Gonda Van Steen’s chapter, entitled “Rallying the Nation: Sport and Spectacle Serving the Greek Dictatorships” is a well-documented study about how two twentieth-century Greek dictatorial regimes used public performance as propaganda. Those were the Fourth of August dictatorship of 1936-1940, which is also known as the Metaxas regime after its leader Ioannes Metaxas, and the Twenty-first of April dictatorship of 1967-1974 also known as the Colonels’ regime. Both these dictatorships crudely appropriated the concept of continuity between modern and ancient Greece in their nationalistic ideologies. In what were futile attempts to attract public support, both organized public ceremonies glorifying ancient Greece. The Metaxas regime, which was a pale version of the fascist and Nazi prototypes in Italy and Germany, established a youth organization whose activities included gymnastics, physical exercise and sporting activities. Van Steen offers a careful analysis of the exploitation of sports and the rhetoric praising ancient sports that both regimes pursued. What remains to be studied is the relationship of the Metaxas regime and especially that of the Colonels to professional sports and especially to soccer. It is in that sphere, rather than in the caricature-like ancient festivals, that many questions are raised about whether or not and to what extent top-level Greek soccer became a form of “bread and circuses” between 1967 and 1974.

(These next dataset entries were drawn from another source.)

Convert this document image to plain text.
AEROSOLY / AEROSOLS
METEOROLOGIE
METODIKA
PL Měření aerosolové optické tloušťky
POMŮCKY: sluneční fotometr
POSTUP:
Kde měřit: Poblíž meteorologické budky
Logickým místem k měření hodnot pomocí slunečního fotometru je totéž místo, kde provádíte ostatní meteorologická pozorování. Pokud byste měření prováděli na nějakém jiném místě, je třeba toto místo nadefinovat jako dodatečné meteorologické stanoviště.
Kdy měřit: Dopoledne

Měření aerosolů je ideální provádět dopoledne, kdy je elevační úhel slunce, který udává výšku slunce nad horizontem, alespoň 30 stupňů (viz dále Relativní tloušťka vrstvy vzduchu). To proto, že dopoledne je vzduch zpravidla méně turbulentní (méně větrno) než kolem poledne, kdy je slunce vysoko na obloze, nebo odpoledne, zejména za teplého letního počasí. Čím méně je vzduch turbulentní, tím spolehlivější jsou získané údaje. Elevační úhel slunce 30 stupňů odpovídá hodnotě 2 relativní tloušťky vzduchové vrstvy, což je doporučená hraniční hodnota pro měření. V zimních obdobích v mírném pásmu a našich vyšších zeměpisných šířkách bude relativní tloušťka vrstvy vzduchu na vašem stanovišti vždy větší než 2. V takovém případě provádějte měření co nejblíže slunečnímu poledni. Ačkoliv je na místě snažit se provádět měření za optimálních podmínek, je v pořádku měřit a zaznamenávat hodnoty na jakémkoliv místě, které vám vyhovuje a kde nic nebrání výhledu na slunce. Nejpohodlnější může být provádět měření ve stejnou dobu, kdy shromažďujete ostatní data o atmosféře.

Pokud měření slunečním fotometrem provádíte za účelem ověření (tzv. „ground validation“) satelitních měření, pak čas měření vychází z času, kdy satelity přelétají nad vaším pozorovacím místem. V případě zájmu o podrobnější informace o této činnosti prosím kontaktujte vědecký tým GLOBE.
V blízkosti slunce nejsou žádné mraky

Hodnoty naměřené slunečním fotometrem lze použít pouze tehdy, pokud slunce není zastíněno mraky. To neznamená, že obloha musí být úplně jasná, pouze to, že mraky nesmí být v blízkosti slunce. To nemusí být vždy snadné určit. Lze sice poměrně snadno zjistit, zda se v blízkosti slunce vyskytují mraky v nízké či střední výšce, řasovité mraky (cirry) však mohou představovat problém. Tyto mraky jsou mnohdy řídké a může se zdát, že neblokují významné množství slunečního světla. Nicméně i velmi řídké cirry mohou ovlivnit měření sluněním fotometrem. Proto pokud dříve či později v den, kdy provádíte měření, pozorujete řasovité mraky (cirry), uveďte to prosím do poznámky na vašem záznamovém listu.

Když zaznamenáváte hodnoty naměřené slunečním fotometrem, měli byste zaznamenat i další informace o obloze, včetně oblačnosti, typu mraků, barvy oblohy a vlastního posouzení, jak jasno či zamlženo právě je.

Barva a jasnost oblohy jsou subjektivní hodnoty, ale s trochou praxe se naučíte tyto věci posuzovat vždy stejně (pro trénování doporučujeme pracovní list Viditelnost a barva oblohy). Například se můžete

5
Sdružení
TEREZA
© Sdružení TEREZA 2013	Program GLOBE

The final essay in this volume addresses the role of the flame and the torch relay in the Athens 2004 Olympic Games. Elena Yalouri’s purpose is very broadly to describe the transformation of the flame and its oscillation from tangible to transcendental, metaphorical and metaphysical. The essay is richly illustrated with photographs and cartoons that her careful research has yielded and this pictorial material is the article’s main strength. Indeed the author seems content to take the reader through the series of uses to which the flame and torch relay were put before and during the 2004 Olympics. Ultimately one is left to draw one’s own conclusions. There are allusions to the symbolic significance of fire and to George Mosse’s work on Nazi symbolism, but the material might have benefitted from an additional analysis drawing upon the important work on Olympic ceremonies, ritual and torch relays that John MacAloon and other Olympic scholars have produced.

In his two-page Epilogue, co-editor Papakonstantinou correctly points out that what one can take from this volume is an understanding of some forms of the reception and uses of classicism in Greece and how in particular classicism is employed in terms of physical culture and by extension connects with issues of gender and identity. In many ways this is a pioneering collective work, not so much for its contribution to Greek sports history but rather to body culture studies that analyze bodily practice in the broad context of society and culture. Body culture studies include scholarly investigations into dance, play and games, festivals, sport and even outdoor activities. To the extent that modern Greek academic study follows the lead of western scholarly developments, we can expect more studies on Greek body culture to appear in the near future. The significance of this particular volume lies in its overall thesis that the legacy of Ancient Greece plays a central role in body culture. This of course is the case with many other spheres of Modern Greek culture and society, and above all the understanding of modern Greek identity. The study of bodily culture may be a new development in modern Greek studies, but its early findings represented in this volume have a familiar ring to them and invite further investigation.